ATLANTA (AP) — Local governments could continue collecting some sales tax on motor fuel, but the money would have to be used for transportation purposes, including school bus service, under an amended transportation bill that won approval Wednesday in a state House committee.
The measure passed with significant changes aimed at placating local government and school officials unhappy with former versions.
City and school representatives have said previous versions of the proposal would take millions in sales taxes on gasoline from their budgets as the state shifted to a 29.2 cent per gallon excise tax dedicated for transportation spending.
Sponsoring Rep. Jay Roberts, R-Ocilla, said other local sales taxes used for property tax relief would increase to 1.25 percent from 1 percent on other purchases. Those sales taxes still couldn't be charged on fuel.
The substitute also eliminates language saying lawmakers intended for a new $200 charge on electric vehicle users to be used for transit.

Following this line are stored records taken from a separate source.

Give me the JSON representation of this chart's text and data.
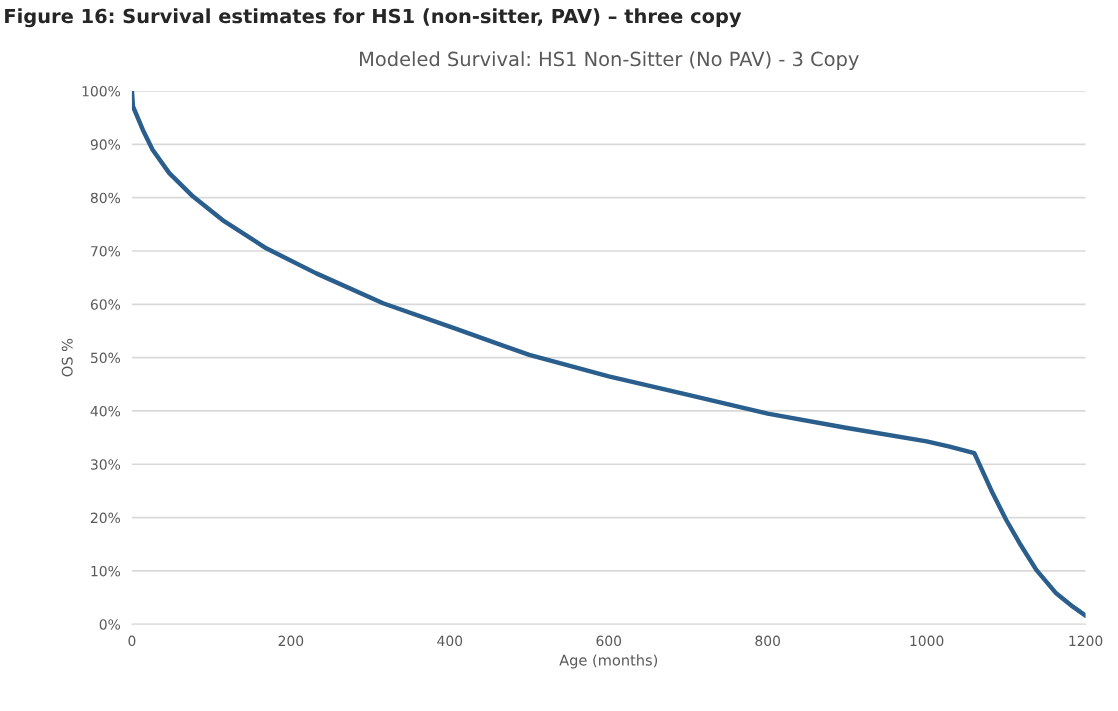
{
  "chart_data": {
    "type": "line",
    "title": "Modeled Survival: HS1 Non-Sitter (No PAV) - 3 Copy",
    "annotations": [
      "Figure 16: Survival estimates for HS1 (non-sitter, PAV) – three copy"
    ],
    "xlabel": "Age (months)",
    "ylabel": "OS %",
    "series": [
      {
        "color": "#2a5e8c",
        "x": [
          0,
          1.3,
          13.8,
          26,
          47,
          77,
          114,
          169,
          232,
          316,
          408,
          500,
          600,
          700,
          800,
          900,
          1000,
          1029,
          1060,
          1083,
          1100,
          1117,
          1138,
          1163,
          1184,
          1200
        ],
        "values": [
          100,
          97.1,
          92.7,
          89,
          84.6,
          80.2,
          75.8,
          70.5,
          65.8,
          60.2,
          55.4,
          50.5,
          46.5,
          43,
          39.5,
          36.8,
          34.3,
          33.3,
          32.1,
          24.6,
          19.6,
          15.2,
          10.2,
          5.8,
          3.3,
          1.6
        ]
      }
    ],
    "xlim": [
      0,
      1200
    ],
    "xticks": [
      0,
      200,
      400,
      600,
      800,
      1000,
      1200
    ],
    "ylim": [
      0,
      100
    ],
    "yticks": [
      {
        "value": 0,
        "label": "0%"
      },
      {
        "value": 10,
        "label": "10%"
      },
      {
        "value": 20,
        "label": "20%"
      },
      {
        "value": 30,
        "label": "30%"
      },
      {
        "value": 40,
        "label": "40%"
      },
      {
        "value": 50,
        "label": "50%"
      },
      {
        "value": 60,
        "label": "60%"
      },
      {
        "value": 70,
        "label": "70%"
      },
      {
        "value": 80,
        "label": "80%"
      },
      {
        "value": 90,
        "label": "90%"
      },
      {
        "value": 100,
        "label": "100%"
      }
    ],
    "grid": "y",
    "legend": false,
    "marker": "none",
    "line_style": "solid"
  }
}
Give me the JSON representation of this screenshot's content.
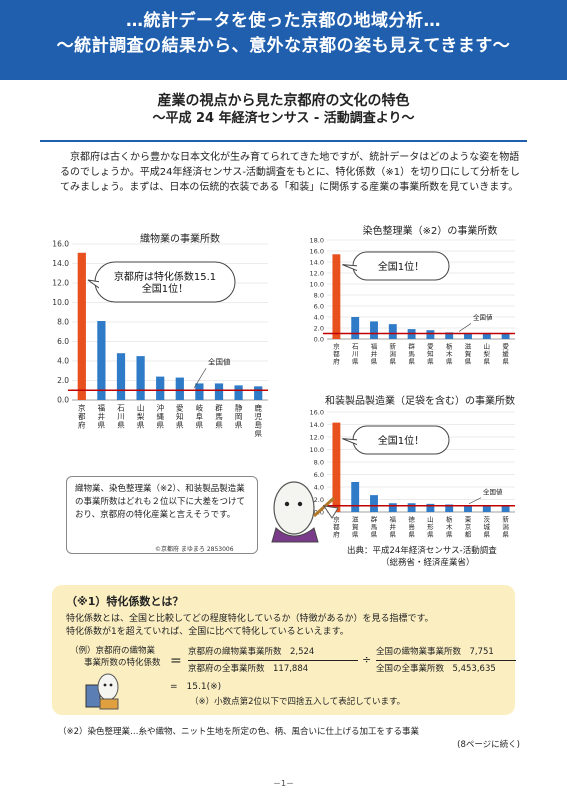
{
  "banner": {
    "line1": "…統計データを使った京都の地域分析…",
    "line2": "～統計調査の結果から、意外な京都の姿も見えてきます～"
  },
  "headline": {
    "title": "産業の視点から見た京都府の文化の特色",
    "subtitle": "～平成 24 年経済センサス - 活動調査より～"
  },
  "intro": "京都府は古くから豊かな日本文化が生み育てられてきた地ですが、統計データはどのような姿を物語るのでしょうか。平成24年経済センサス-活動調査をもとに、特化係数（※1）を切り口にして分析をしてみましょう。まずは、日本の伝統的衣装である「和装」に関係する産業の事業所数を見ていきます。",
  "charts": {
    "textile": {
      "title": "織物業の事業所数",
      "callout": [
        "京都府は特化係数15.1",
        "全国1位！"
      ],
      "refLabel": "全国値"
    },
    "dyeing": {
      "title": "染色整理業（※2）の事業所数",
      "callout": [
        "全国1位！"
      ],
      "refLabel": "全国値"
    },
    "kimono": {
      "title": "和装製品製造業（足袋を含む）の事業所数",
      "callout": [
        "全国1位！"
      ],
      "refLabel": "全国値"
    }
  },
  "chart_data": [
    {
      "type": "bar",
      "title": "織物業の事業所数",
      "categories": [
        "京都府",
        "福井県",
        "石川県",
        "山梨県",
        "沖縄県",
        "愛知県",
        "岐阜県",
        "群馬県",
        "静岡県",
        "鹿児島県"
      ],
      "values": [
        15.1,
        8.1,
        4.8,
        4.5,
        2.4,
        2.3,
        1.7,
        1.7,
        1.5,
        1.4
      ],
      "ylim": [
        0,
        16
      ],
      "yticks": [
        "0.0",
        "2.0",
        "4.0",
        "6.0",
        "8.0",
        "10.0",
        "12.0",
        "14.0",
        "16.0"
      ],
      "reference": 1.0,
      "colors": {
        "highlight": "#e8501e",
        "bar": "#2f7bc8",
        "reference": "#c00000"
      }
    },
    {
      "type": "bar",
      "title": "染色整理業（※2）の事業所数",
      "categories": [
        "京都府",
        "石川県",
        "福井県",
        "新潟県",
        "群馬県",
        "愛知県",
        "栃木県",
        "滋賀県",
        "山梨県",
        "愛媛県"
      ],
      "values": [
        15.4,
        4.0,
        3.2,
        2.7,
        1.8,
        1.6,
        1.2,
        1.1,
        1.0,
        1.0
      ],
      "ylim": [
        0,
        18
      ],
      "yticks": [
        "0.0",
        "2.0",
        "4.0",
        "6.0",
        "8.0",
        "10.0",
        "12.0",
        "14.0",
        "16.0",
        "18.0"
      ],
      "reference": 1.0,
      "colors": {
        "highlight": "#e8501e",
        "bar": "#2f7bc8",
        "reference": "#c00000"
      }
    },
    {
      "type": "bar",
      "title": "和装製品製造業（足袋を含む）の事業所数",
      "categories": [
        "京都府",
        "滋賀県",
        "群馬県",
        "福井県",
        "徳島県",
        "山形県",
        "栃木県",
        "東京都",
        "茨城県",
        "新潟県"
      ],
      "values": [
        14.3,
        4.8,
        2.7,
        1.4,
        1.4,
        1.3,
        1.2,
        1.1,
        1.0,
        0.9
      ],
      "ylim": [
        0,
        16
      ],
      "yticks": [
        "0.0",
        "2.0",
        "4.0",
        "6.0",
        "8.0",
        "10.0",
        "12.0",
        "14.0",
        "16.0"
      ],
      "reference": 1.0,
      "colors": {
        "highlight": "#e8501e",
        "bar": "#2f7bc8",
        "reference": "#c00000"
      }
    }
  ],
  "note": "織物業、染色整理業（※2）、和装製品製造業の事業所数はどれも２位以下に大差をつけており、京都府の特化産業と言えそうです。",
  "copyright": "©京都府 まゆまろ 2853006",
  "source": [
    "出典：平成24年経済センサス-活動調査",
    "（総務省・経済産業省）"
  ],
  "definition": {
    "title": "（※1）特化係数とは？",
    "body1": "特化係数とは、全国と比較してどの程度特化しているか（特徴があるか）を見る指標です。",
    "body2": "特化係数が1を超えていれば、全国に比べて特化しているといえます。",
    "example_label1": "（例）京都府の織物業",
    "example_label2": "事業所数の特化係数",
    "num1": "京都府の織物業事業所数　2,524",
    "den1": "京都府の全事業所数　117,884",
    "num2": "全国の織物業事業所数　7,751",
    "den2": "全国の全事業所数　5,453,635",
    "equals": "=",
    "divide": "÷",
    "result": "=　15.1(※)",
    "rounding": "（※）小数点第2位以下で四捨五入して表記しています。"
  },
  "footnote": {
    "line1": "（※2）染色整理業…糸や織物、ニット生地を所定の色、柄、風合いに仕上げる加工をする事業",
    "line2": "(8ページに続く)"
  },
  "page_number": "－1－"
}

Roberts said there are questions about whether lawmakers can dedicate any funding without changing the state constitution.

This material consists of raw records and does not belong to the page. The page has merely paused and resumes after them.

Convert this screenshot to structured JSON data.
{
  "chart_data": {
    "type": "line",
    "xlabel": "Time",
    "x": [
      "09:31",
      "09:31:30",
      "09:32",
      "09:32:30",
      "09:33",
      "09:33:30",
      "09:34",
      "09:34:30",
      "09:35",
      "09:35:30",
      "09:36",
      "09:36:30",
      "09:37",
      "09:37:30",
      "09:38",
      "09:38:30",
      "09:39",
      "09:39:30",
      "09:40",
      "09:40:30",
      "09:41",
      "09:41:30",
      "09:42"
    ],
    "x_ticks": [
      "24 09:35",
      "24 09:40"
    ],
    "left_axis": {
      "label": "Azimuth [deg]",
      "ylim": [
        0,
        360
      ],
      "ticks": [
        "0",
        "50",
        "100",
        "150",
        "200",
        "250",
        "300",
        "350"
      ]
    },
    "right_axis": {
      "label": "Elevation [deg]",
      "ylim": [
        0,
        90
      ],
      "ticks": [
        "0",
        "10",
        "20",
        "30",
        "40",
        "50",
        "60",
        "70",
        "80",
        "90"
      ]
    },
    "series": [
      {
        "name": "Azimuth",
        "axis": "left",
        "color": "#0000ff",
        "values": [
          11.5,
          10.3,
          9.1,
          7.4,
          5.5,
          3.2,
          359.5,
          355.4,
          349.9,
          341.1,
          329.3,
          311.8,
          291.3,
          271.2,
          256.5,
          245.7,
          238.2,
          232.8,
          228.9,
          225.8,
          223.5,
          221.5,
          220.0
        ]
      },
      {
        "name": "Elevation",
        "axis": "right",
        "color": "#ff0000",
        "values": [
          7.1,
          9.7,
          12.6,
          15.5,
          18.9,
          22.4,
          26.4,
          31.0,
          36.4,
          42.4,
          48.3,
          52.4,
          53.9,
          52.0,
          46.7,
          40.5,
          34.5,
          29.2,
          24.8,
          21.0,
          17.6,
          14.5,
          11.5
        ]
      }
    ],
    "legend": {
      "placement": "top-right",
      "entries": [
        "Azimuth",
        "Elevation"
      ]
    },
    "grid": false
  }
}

The bill still would eliminate Georgia's tax credit of up to $5,000 for electric vehicle purchases.
Roberts said he expects the bill to wind up in a conference committee where members from the Senate and House can hash out their differences before the end of the 40-day session.
"We need to make sure that we bring in business and industry, that they will be able to get that product from point A to point B or that their employees will be able to get to and from work without having to sit in traffic for an extra hour, hour and a half a day," he said.

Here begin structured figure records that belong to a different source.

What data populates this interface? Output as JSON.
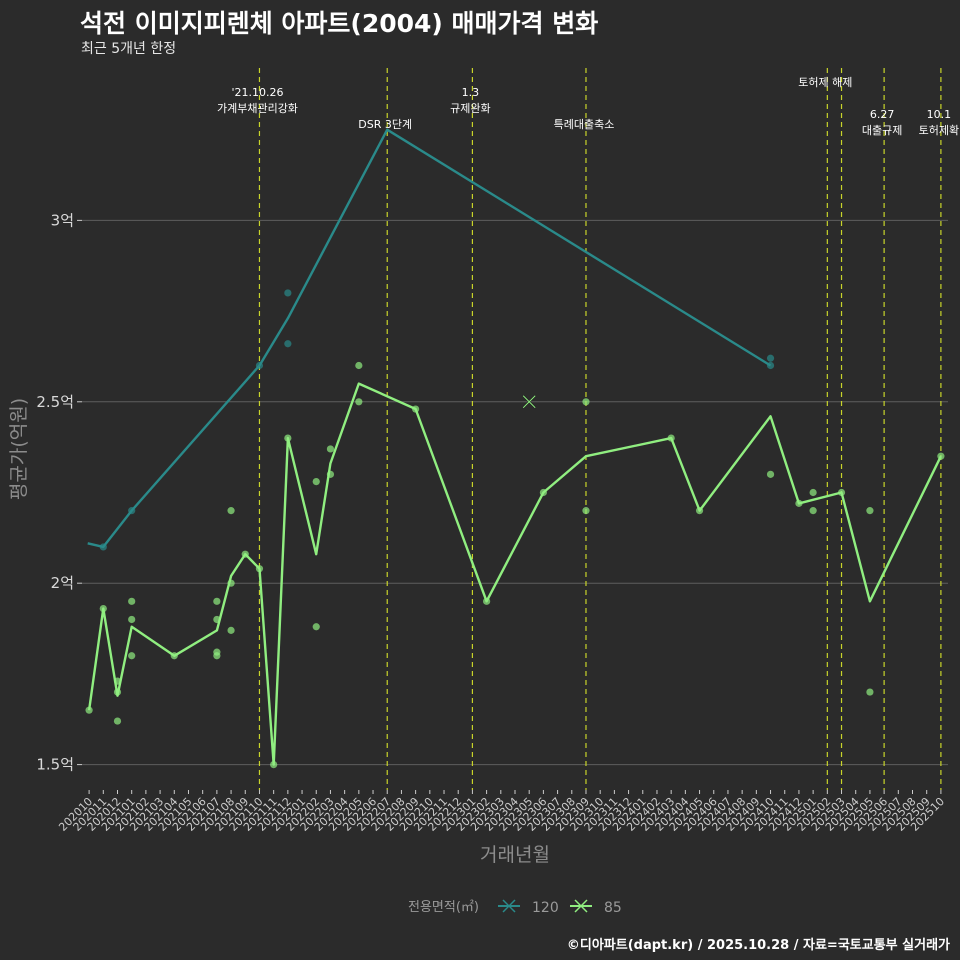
{
  "title": "석전 이미지피렌체 아파트(2004) 매매가격 변화",
  "subtitle": "최근 5개년 한정",
  "caption": "©디아파트(dapt.kr) / 2025.10.28 / 자료=국토교통부 실거래가",
  "colors": {
    "background": "#2b2b2b",
    "grid": "#5e5e5e",
    "event_line": "#c8d42a",
    "series_120": "#2a8a8a",
    "series_85": "#90ee80"
  },
  "chart_data": {
    "type": "line",
    "title": "석전 이미지피렌체 아파트(2004) 매매가격 변화",
    "xlabel": "거래년월",
    "ylabel": "평균가(억원)",
    "ylim": [
      1.43,
      3.42
    ],
    "yticks": [
      1.5,
      2.0,
      2.5,
      3.0
    ],
    "yticklabels": [
      "1.5억",
      "2억",
      "2.5억",
      "3억"
    ],
    "xlim": [
      -0.5,
      60.5
    ],
    "categories": [
      "202010",
      "202011",
      "202012",
      "202101",
      "202102",
      "202103",
      "202104",
      "202105",
      "202106",
      "202107",
      "202108",
      "202109",
      "202110",
      "202111",
      "202112",
      "202201",
      "202202",
      "202203",
      "202204",
      "202205",
      "202206",
      "202207",
      "202208",
      "202209",
      "202210",
      "202211",
      "202212",
      "202301",
      "202302",
      "202303",
      "202304",
      "202305",
      "202306",
      "202307",
      "202308",
      "202309",
      "202310",
      "202311",
      "202312",
      "202401",
      "202402",
      "202403",
      "202404",
      "202405",
      "202406",
      "202407",
      "202408",
      "202409",
      "202410",
      "202411",
      "202412",
      "202501",
      "202502",
      "202503",
      "202504",
      "202505",
      "202506",
      "202507",
      "202508",
      "202509",
      "202510"
    ],
    "series": [
      {
        "name": "120",
        "line": [
          [
            -0.1,
            2.11
          ],
          [
            1,
            2.1
          ],
          [
            3,
            2.2
          ],
          [
            12,
            2.6
          ],
          [
            14,
            2.73
          ],
          [
            21,
            3.25
          ],
          [
            48,
            2.6
          ]
        ],
        "points": [
          [
            1,
            2.1
          ],
          [
            3,
            2.2
          ],
          [
            12,
            2.6
          ],
          [
            14,
            2.8
          ],
          [
            14,
            2.66
          ],
          [
            48,
            2.62
          ],
          [
            48,
            2.6
          ]
        ]
      },
      {
        "name": "85",
        "line": [
          [
            0,
            1.65
          ],
          [
            1,
            1.93
          ],
          [
            2,
            1.69
          ],
          [
            3,
            1.88
          ],
          [
            6,
            1.8
          ],
          [
            9,
            1.87
          ],
          [
            10,
            2.02
          ],
          [
            11,
            2.08
          ],
          [
            12,
            2.04
          ],
          [
            13,
            1.5
          ],
          [
            14,
            2.4
          ],
          [
            16,
            2.08
          ],
          [
            17,
            2.33
          ],
          [
            19,
            2.55
          ],
          [
            23,
            2.48
          ],
          [
            28,
            1.95
          ],
          [
            32,
            2.25
          ],
          [
            35,
            2.35
          ],
          [
            41,
            2.4
          ],
          [
            43,
            2.2
          ],
          [
            48,
            2.46
          ],
          [
            50,
            2.22
          ],
          [
            53,
            2.25
          ],
          [
            55,
            1.95
          ],
          [
            60,
            2.35
          ]
        ],
        "points": [
          [
            0,
            1.65
          ],
          [
            1,
            1.93
          ],
          [
            2,
            1.73
          ],
          [
            2,
            1.62
          ],
          [
            2,
            1.7
          ],
          [
            3,
            1.95
          ],
          [
            3,
            1.9
          ],
          [
            3,
            1.8
          ],
          [
            6,
            1.8
          ],
          [
            9,
            1.95
          ],
          [
            9,
            1.9
          ],
          [
            9,
            1.81
          ],
          [
            9,
            1.8
          ],
          [
            10,
            2.2
          ],
          [
            10,
            2.0
          ],
          [
            10,
            1.87
          ],
          [
            11,
            2.08
          ],
          [
            12,
            2.04
          ],
          [
            13,
            1.5
          ],
          [
            14,
            2.4
          ],
          [
            16,
            2.28
          ],
          [
            16,
            1.88
          ],
          [
            17,
            2.37
          ],
          [
            17,
            2.3
          ],
          [
            19,
            2.6
          ],
          [
            19,
            2.5
          ],
          [
            23,
            2.48
          ],
          [
            28,
            1.95
          ],
          [
            32,
            2.25
          ],
          [
            35,
            2.5
          ],
          [
            35,
            2.2
          ],
          [
            41,
            2.4
          ],
          [
            43,
            2.2
          ],
          [
            48,
            2.3
          ],
          [
            50,
            2.22
          ],
          [
            51,
            2.25
          ],
          [
            51,
            2.2
          ],
          [
            53,
            2.25
          ],
          [
            55,
            2.2
          ],
          [
            55,
            1.7
          ],
          [
            60,
            2.35
          ]
        ],
        "cross": [
          31,
          2.5
        ]
      }
    ],
    "events": [
      {
        "x": 12,
        "lines": [
          "'21.10.26",
          "가계부채관리강화"
        ],
        "row": 0
      },
      {
        "x": 21,
        "lines": [
          "DSR 3단계"
        ],
        "row": 2
      },
      {
        "x": 27,
        "lines": [
          "1.3",
          "규제완화"
        ],
        "row": 0
      },
      {
        "x": 35,
        "lines": [
          "특례대출축소"
        ],
        "row": 2
      },
      {
        "x": 52,
        "lines": [
          "토허제 해제"
        ],
        "row": 1
      },
      {
        "x": 53,
        "lines": [],
        "row": 1
      },
      {
        "x": 56,
        "lines": [
          "6.27",
          "대출규제"
        ],
        "row": 3
      },
      {
        "x": 60,
        "lines": [
          "10.1",
          "토허제확"
        ],
        "row": 3
      }
    ],
    "legend": {
      "title": "전용면적(㎡)",
      "entries": [
        "120",
        "85"
      ],
      "position": "bottom"
    }
  }
}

Lawmakers are under pressure from the state's business community and Gov. Nathan Deal to pay for transportation needs as less money comes from the federal government and motor fuel tax revenue drops due to more efficient cars. A study committee found Georgia needs at least $1 billion more each year just to maintain its current roads and bridges.
Three members of the committee voted against the bill, including Rep. Tom McCall, R-Elberton. He asked Roberts whether organizations representing counties, cities and school boards were happy with the changes.
"I can tell you we've addressed a lot of their concerns, but I can't tell you they all have come out and endorsed this bill," Roberts said.